NEAR THE end of a minicamp practice in June, Ravens quarterback Joe Flacco floated a pass 25 yards down the right sideline to undrafted rookie receiver Gerrard Sheppard. Sheppard stretched but didn't dive for the ball, which fell to the ground just beyond his fingertips. The voice of linebacker Terrell Suggs rang out from the sideline: "Make a play for your quarterback, [number] 7."
Yes, the Ravens said goodbye to such leaders as linebacker Ray Lewis (retirement), safety Ed Reed (free agency) and receiver Anquan Boldin (trade), all of whom were integral to last season's run to a Super Bowl title. But anyone who thinks Baltimore will have a leadership void this season would do well to recall that scene from a meaningless practice involving a player who likely won't make the final roster. Despite popular story lines, the Ravens have never been about a few rising above the rest.
"They lost some great guys, no doubt," says Titans safety Bernard Pollard, who started last season for Baltimore but was not re-signed. "But it's not about one guy or a group of guys being leaders. All the guys are accountable to each other. That was a brotherhood there."
In this way the Ravens are not unlike the Patriots, who won three Super Bowls from 2001 to '04 with players such as Tedy Bruschi, Willie McGinest, Rodney Harrison and Anthony Pleasant patrolling the locker room and making sure everyone was held accountable.
"An organization or team is not about one guy," says coach John Harbaugh. "I think Ray would tell you that, and I know Ed would tell you that." So Lewis, Reed and Boldin are gone, but Suggs, Flacco and cornerback Lardarius Webb remain to carry on the tradition and open a drum of whupass if necessary.
"That's one of the reasons I chose to come here," says outside linebacker Elvis Dumervil, a key newcomer. "I felt the leadership was outstanding. And it is."
On the field the defense will be improved, even with Lewis and Reed gone. Their instincts for the game made them effective within their specialties—Lewis against the run and Reed against the pass—but the two, after all, were 37 and 34, respectively, last season.
New middle linebacker Daryl Smith should come close to meeting the standard of his predecessor. The nine-year veteran was the talk of Ravens training camp and the preseason as he seemed to be in on every play.
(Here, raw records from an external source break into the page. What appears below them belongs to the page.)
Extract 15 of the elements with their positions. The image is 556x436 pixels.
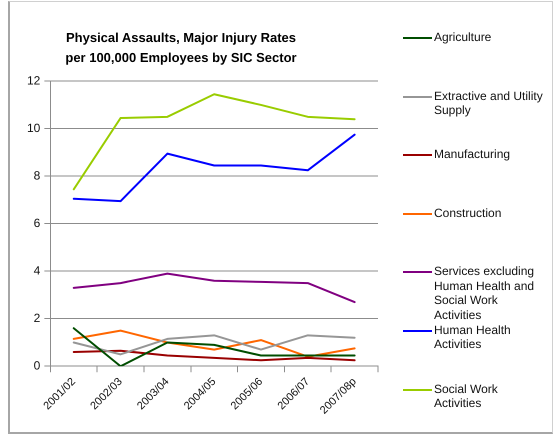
legend-label: Services excluding Human Health and Social Work Activities <box>434 264 536 322</box>
legend-label: Construction <box>434 206 502 220</box>
y-tick-label: 10 <box>26 121 41 136</box>
y-tick-label: 2 <box>34 311 41 326</box>
y-tick-label: 12 <box>26 74 41 88</box>
y-tick-label: 0 <box>34 358 41 373</box>
legend-label: Agriculture <box>434 30 492 44</box>
y-tick-label: 8 <box>34 168 41 183</box>
legend-label: Human Health Activities <box>434 322 512 352</box>
legend-label: Extractive and Utility Supply <box>434 88 544 118</box>
legend-label: Social Work Activities <box>434 382 499 411</box>
y-tick-label: 4 <box>34 264 41 278</box>
chart-title: Physical Assaults, Major Injury Rates per 100,000 Employees by SIC Sector <box>64 29 298 67</box>
legend-label: Manufacturing <box>434 147 512 162</box>
y-tick-label: 6 <box>34 216 41 230</box>
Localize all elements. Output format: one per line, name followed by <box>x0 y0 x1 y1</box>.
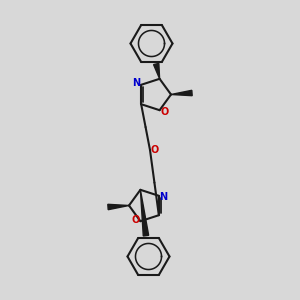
Polygon shape <box>140 190 148 236</box>
Polygon shape <box>171 90 192 96</box>
Text: N: N <box>132 78 140 88</box>
Polygon shape <box>108 204 129 210</box>
Text: O: O <box>151 145 159 155</box>
Text: O: O <box>131 215 140 225</box>
Text: O: O <box>160 107 169 117</box>
Text: N: N <box>160 192 168 202</box>
Polygon shape <box>154 63 160 79</box>
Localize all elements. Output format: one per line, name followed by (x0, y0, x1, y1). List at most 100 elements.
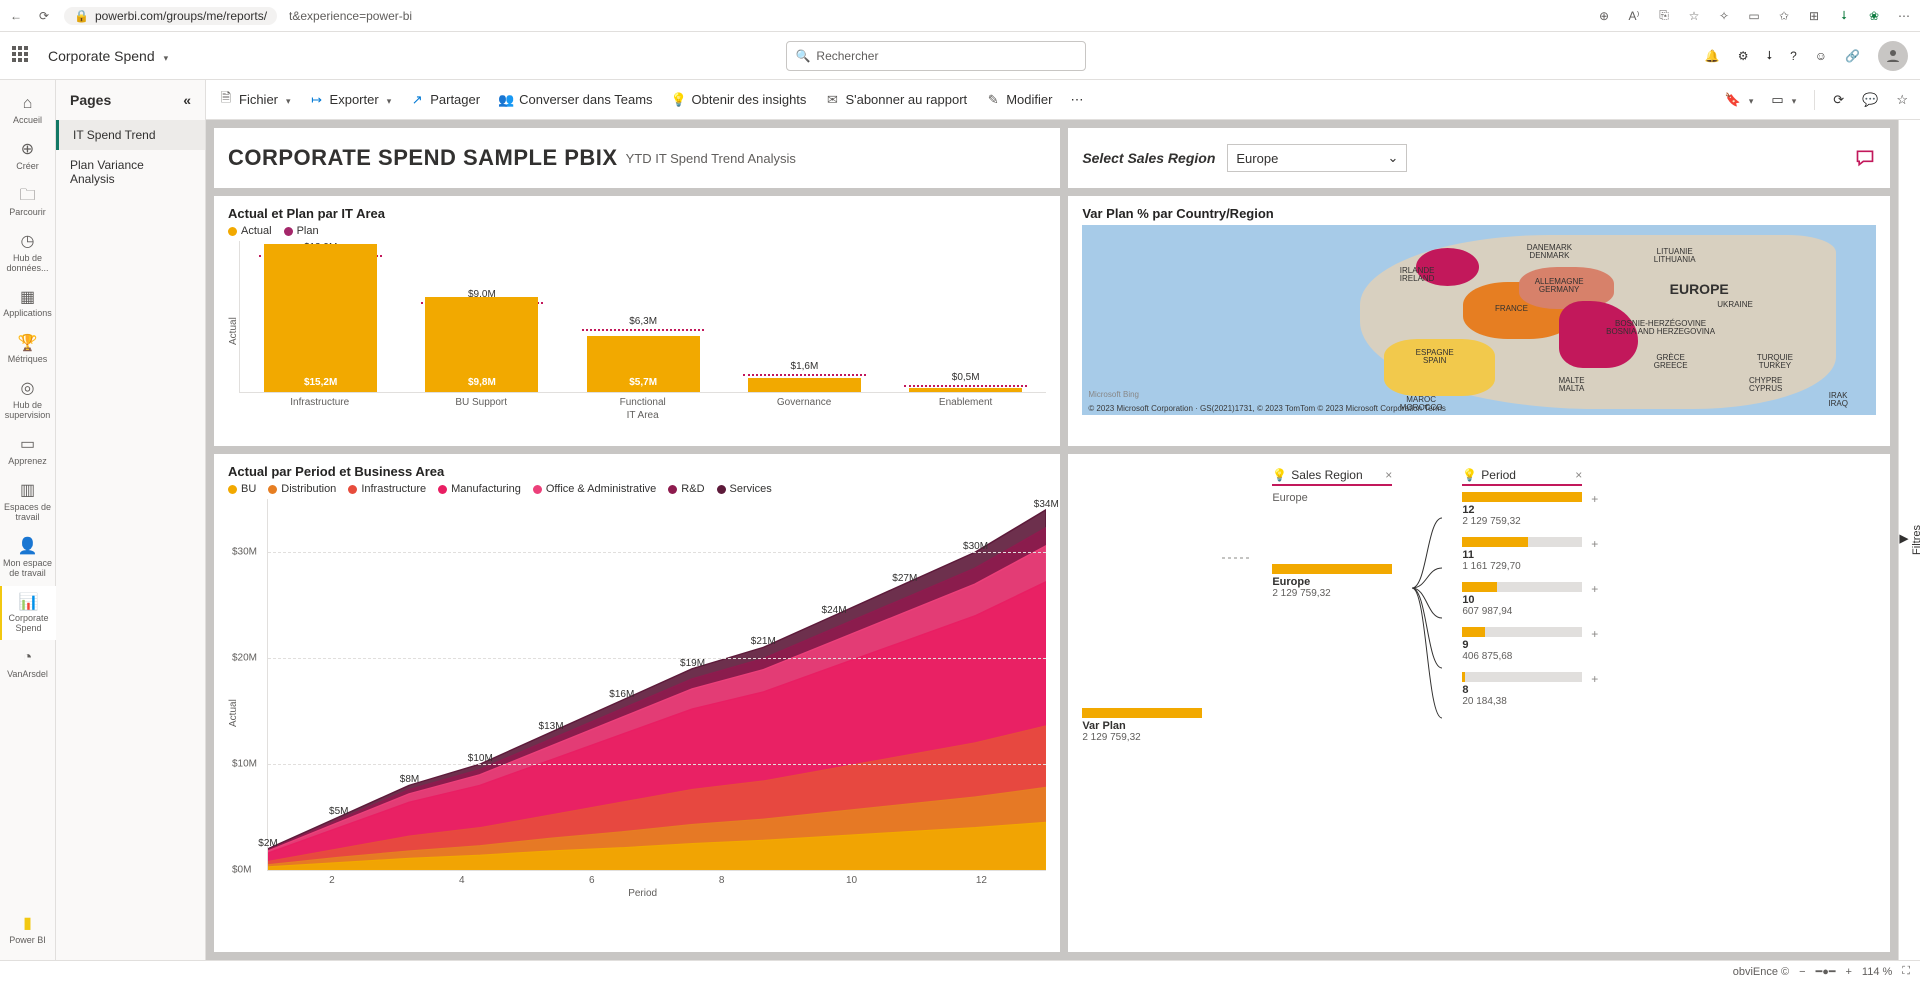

At safety, Baltimore will lean on the combination of Michael Huff, who underwhelmed for most of his seven seasons with the Raiders, and first-round pick Matt Elam (sidebar) to replace Reed and Pollard.
Replacing outside linebacker Paul Kruger, who signed a five-year, $40 million contract with the Browns, will be easier. Dumervil was the team's top choice among free-agent pass rushers, and Baltimore was able to sign him to a five-year, $35 million deal. The 5' 11", 260-pound Dumervil had 11 sacks last season and has 63½ in his six-year career. The defense will also be buoyed by the return of Webb, who was on his way to becoming one of the league's top cornerbacks before surgery on his left knee ended his season after six games in 2012.
On offense the loss of Boldin is more problematic, especially after tight end Dennis Pitta had hip surgery in July, meaning that he's likely lost for the season. One of the big reasons the Ravens surged to their second Super Bowl victory was a renewed emphasis on owning the middle of the field with Boldin and Pitta after Jim Caldwell took over for Cam Cameron as offensive coordinator in Week 14. That shift in strategy gave speedsters Torrey Smith and Jacoby Jones more room deep and opened all sorts of fresh options for Flacco.
The lack of receivers who run inside with the precision and fearlessness of Boldin and Pitta remains the team's biggest shortcoming—though critics will continue to cite a leadership void. "Keep questioning it," Suggs says. "[Lewis] left a standard here, and every man on our defense will be held accountable for playing to that standard."
THE CASE FOR ...
Strong safety Matt Elam
After the Ravens decided not to bring back longtime leader Ed Reed, they drafted Elam out of Florida in round 1. Right now, that's not an even swap (they signed Michael Huff to take Reed's free safety spot), but the team does expect Elam to be an impact contributor soon enough. Just give it time. Before he entered the draft as a junior, there were concerns about Elam's size (just shy of 5' 10" and 206 pounds), but he's quick (4.54 in the 40-yard dash), explosive and a fearless, big hitter—a skill set varied enough that he can play either safety position. And the Ravens have been impressed so far. "He's a smart player," says coordinator Dean Pees. "He just needs to keep on learning the system." Elam exhibited that intelligence early on, becoming the first rookie the Ravens recall to have negotiated his own contract, without an agent. He might not be a starter on Day One, but Baltimore needs his young legs in the secondary. James Ihedigbo, another very smart player, is currently filling the strong safety spot. But he's mostly been a special teams and sub package contributor over his career. Elam will be the total package. The only question is when.